A new study has revealed how a lack of competition in Kenya’s importation of liquefied petroleum gas (LPG) has been costing consumers heavily, with wholesale prices estimated to be about 74 percent higher than they would be if the product was being imported competitively.
The detailed report was presented to the Energy and Petroleum Regulatory Authority (Epra) by two consultants it hired to conduct a study on the cost of service for the LPG and is expected to be a crucial basis for policy review in the way Kenya imports the clean cooking fuel.
Under the current system, importation of LPG into the country has not been competitive, nor has there been regulation to ensure that consumers are protected from high unnecessary costs. The lack of competition, the Epra-hired consultants reckon, has left the playing field unleveled and now gas lands in the country at high prices.
Kenya currently imports LPG for local consumption and export to Uganda, where after landing in Mombasa it is either transported by trucks to customers or other facilities before transportation to customers.
How does this affect the LPG market?
The uncompetitive system in importation of LPG has had various impacts in the country, but the main one has been higher costs.
The increase in prices starts right from shipping and other charges importers claiming after buying the product overseas, which the study now shows are 32 percent higher than comparative markets.
When the product lands in Mombasa at a price 32 percent higher than it would under a competitive importation, importers sell it to wholesalers at a price 74 percent higher than it would cost, and these costs are eventually passed over to households.
The study, for instance, notes that the current Sh159.7/ kilogramme wholesale price of LPG could come down to Sh91.9/ kilogramme if the importation is opened.
What is being proposed?
The consultants have proposed to Epra to implement an Open Tender System (OTS) mode of importation for the LPG. This is a system that has previously been applied on importation of petroleum products.
Under the OTS- which was temporarily shelved for the government-to-government oil importation deal with Saudi-based firms- local oil marketers submitted bids to run fuel importation for at least two months, which raised competition in the sector.
A similar system under LPG importation would see LPG firms compete for slots to import the product and winners import for a specified period, a system that would favour firms that can import the product at low prices.
The consultants have also proposed regulation of LPG across value chains, to have tighter controls in the production and management of gas cylinders, noting that illegal activities in the LPG sector have hindered investment in gas cylinders, which could affect the industry as demand grows.
Why is competitive LPG importation important?
There have been concerns of more households in the country, particularly those dwelling in low-income segments of urban centres sliding back to use of charcoal for cooking, after it became more expensive to prepare meals using the cleaner option.
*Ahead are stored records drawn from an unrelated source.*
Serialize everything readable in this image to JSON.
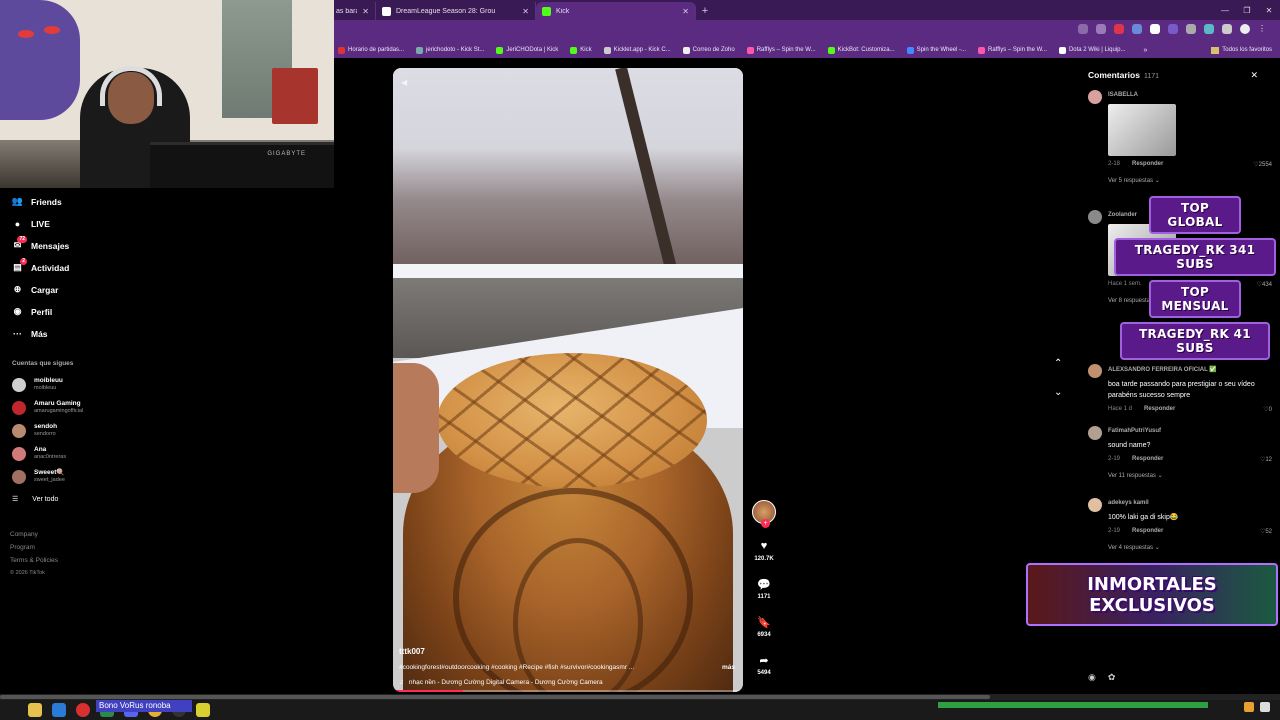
{
  "browser": {
    "tabs": [
      {
        "title": "as barat",
        "active": false,
        "favicon_color": "#8899aa"
      },
      {
        "title": "DreamLeague Season 28: Grou",
        "active": false,
        "favicon_color": "#ffffff"
      },
      {
        "title": "Kick",
        "active": true,
        "favicon_color": "#53fc18"
      }
    ],
    "new_tab_label": "+",
    "bookmarks": [
      {
        "label": "Horario de partidas...",
        "icon_color": "#d33"
      },
      {
        "label": "jerichodoto - Kick St...",
        "icon_color": "#7aa"
      },
      {
        "label": "JeriCHODota | Kick",
        "icon_color": "#53fc18"
      },
      {
        "label": "Kick",
        "icon_color": "#53fc18"
      },
      {
        "label": "Kicklet.app - Kick C...",
        "icon_color": "#ccc"
      },
      {
        "label": "Correo de Zoho",
        "icon_color": "#eee"
      },
      {
        "label": "Rafflys – Spin the W...",
        "icon_color": "#f5a"
      },
      {
        "label": "KickBot: Customiza...",
        "icon_color": "#53fc18"
      },
      {
        "label": "Spin the Wheel -...",
        "icon_color": "#48f"
      },
      {
        "label": "Rafflys – Spin the W...",
        "icon_color": "#f5a"
      },
      {
        "label": "Dota 2 Wiki | Liquip...",
        "icon_color": "#fff"
      }
    ],
    "bookmarks_more": "»",
    "all_bookmarks": "Todos los favoritos"
  },
  "webcam": {
    "monitor_label": "GIGABYTE"
  },
  "sidebar": {
    "nav": [
      {
        "label": "Friends",
        "icon": "friends-icon",
        "glyph": "👥",
        "badge": ""
      },
      {
        "label": "LIVE",
        "icon": "live-icon",
        "glyph": "●",
        "badge": ""
      },
      {
        "label": "Mensajes",
        "icon": "messages-icon",
        "glyph": "✉",
        "badge": "72"
      },
      {
        "label": "Actividad",
        "icon": "activity-icon",
        "glyph": "▤",
        "badge": "2"
      },
      {
        "label": "Cargar",
        "icon": "upload-icon",
        "glyph": "⊕",
        "badge": ""
      },
      {
        "label": "Perfil",
        "icon": "profile-icon",
        "glyph": "◉",
        "badge": ""
      },
      {
        "label": "Más",
        "icon": "more-icon",
        "glyph": "···",
        "badge": ""
      }
    ],
    "following_title": "Cuentas que sigues",
    "following": [
      {
        "name": "moibleuu",
        "handle": "moibleuu",
        "avatar_color": "#cfcfcf"
      },
      {
        "name": "Amaru Gaming",
        "handle": "amarugamingofficial",
        "avatar_color": "#c0272d"
      },
      {
        "name": "sendoh",
        "handle": "sendorro",
        "avatar_color": "#b88a70"
      },
      {
        "name": "Ana",
        "handle": "anac0ntreras",
        "avatar_color": "#d07a7a"
      },
      {
        "name": "Sweeet🍭",
        "handle": "sweet_jadee",
        "avatar_color": "#a07060"
      }
    ],
    "see_all": "Ver todo",
    "footer": [
      "Company",
      "Program",
      "Terms & Policies"
    ],
    "copyright": "© 2026 TikTok"
  },
  "video": {
    "author": "tttk007",
    "hashtags": "#cookingforest#outdoorcooking #cooking #Recipe #fish  #survivor#cookingasmr ...",
    "more_label": "más",
    "music": "nhạc nền - Dương Cường Digital Camera - Dương Cường Camera",
    "progress": 0.2
  },
  "actions": {
    "likes": "120.7K",
    "comments": "1171",
    "saves": "6934",
    "shares": "5494"
  },
  "comments": {
    "title": "Comentarios",
    "count": "1171",
    "items": [
      {
        "user": "ISABELLA",
        "text": "",
        "has_image": true,
        "date": "2-18",
        "reply": "Responder",
        "likes": "2554",
        "more": "Ver 5 respuestas ⌄",
        "avatar_color": "#d9a0a0"
      },
      {
        "user": "Zoolander",
        "text": "",
        "has_image": true,
        "date": "Hace 1 sem.",
        "reply": "Responder",
        "likes": "434",
        "more": "Ver 8 respuestas ⌄",
        "avatar_color": "#8a8a8a"
      },
      {
        "user": "ALEXSANDRO FERREIRA OFICIAL ✅",
        "text": "boa tarde passando para prestigiar o seu vídeo parabéns sucesso sempre",
        "has_image": false,
        "date": "Hace 1 d",
        "reply": "Responder",
        "likes": "0",
        "more": "",
        "avatar_color": "#c09070"
      },
      {
        "user": "FatimahPutriYusuf",
        "text": "sound name?",
        "has_image": false,
        "date": "2-19",
        "reply": "Responder",
        "likes": "12",
        "more": "Ver 11 respuestas ⌄",
        "avatar_color": "#b0a090"
      },
      {
        "user": "adekeys kamil",
        "text": "100% laki ga di skip😂",
        "has_image": false,
        "date": "2-19",
        "reply": "Responder",
        "likes": "52",
        "more": "Ver 4 respuestas ⌄",
        "avatar_color": "#e0c0a0"
      }
    ]
  },
  "overlay": {
    "top_global_label": "TOP GLOBAL",
    "top_global_value": "TRAGEDY_RK 341 SUBS",
    "top_monthly_label": "TOP MENSUAL",
    "top_monthly_value": "TRAGEDY_RK 41 SUBS",
    "banner": "INMORTALES EXCLUSIVOS"
  },
  "taskbar": {
    "title": "Bono VoRus ronoba"
  }
}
This poses health and environmental challenges, not only for the households cooking using charcoal, but also a health burden for the government, whose health budget has been growing.
Data on LPG consumption in the country shows that the country had witnessed a steady growth from a consumption of 151,700 tonnes in 2016 to 373,865 tonnes in 2021, but there has been a drop from the trend in 2022 (333,830 tonnes) and last year (360,594 tonnes).
This affects the country’s objective to grow LPG consumption to 15 kilogramme per capita by 2030.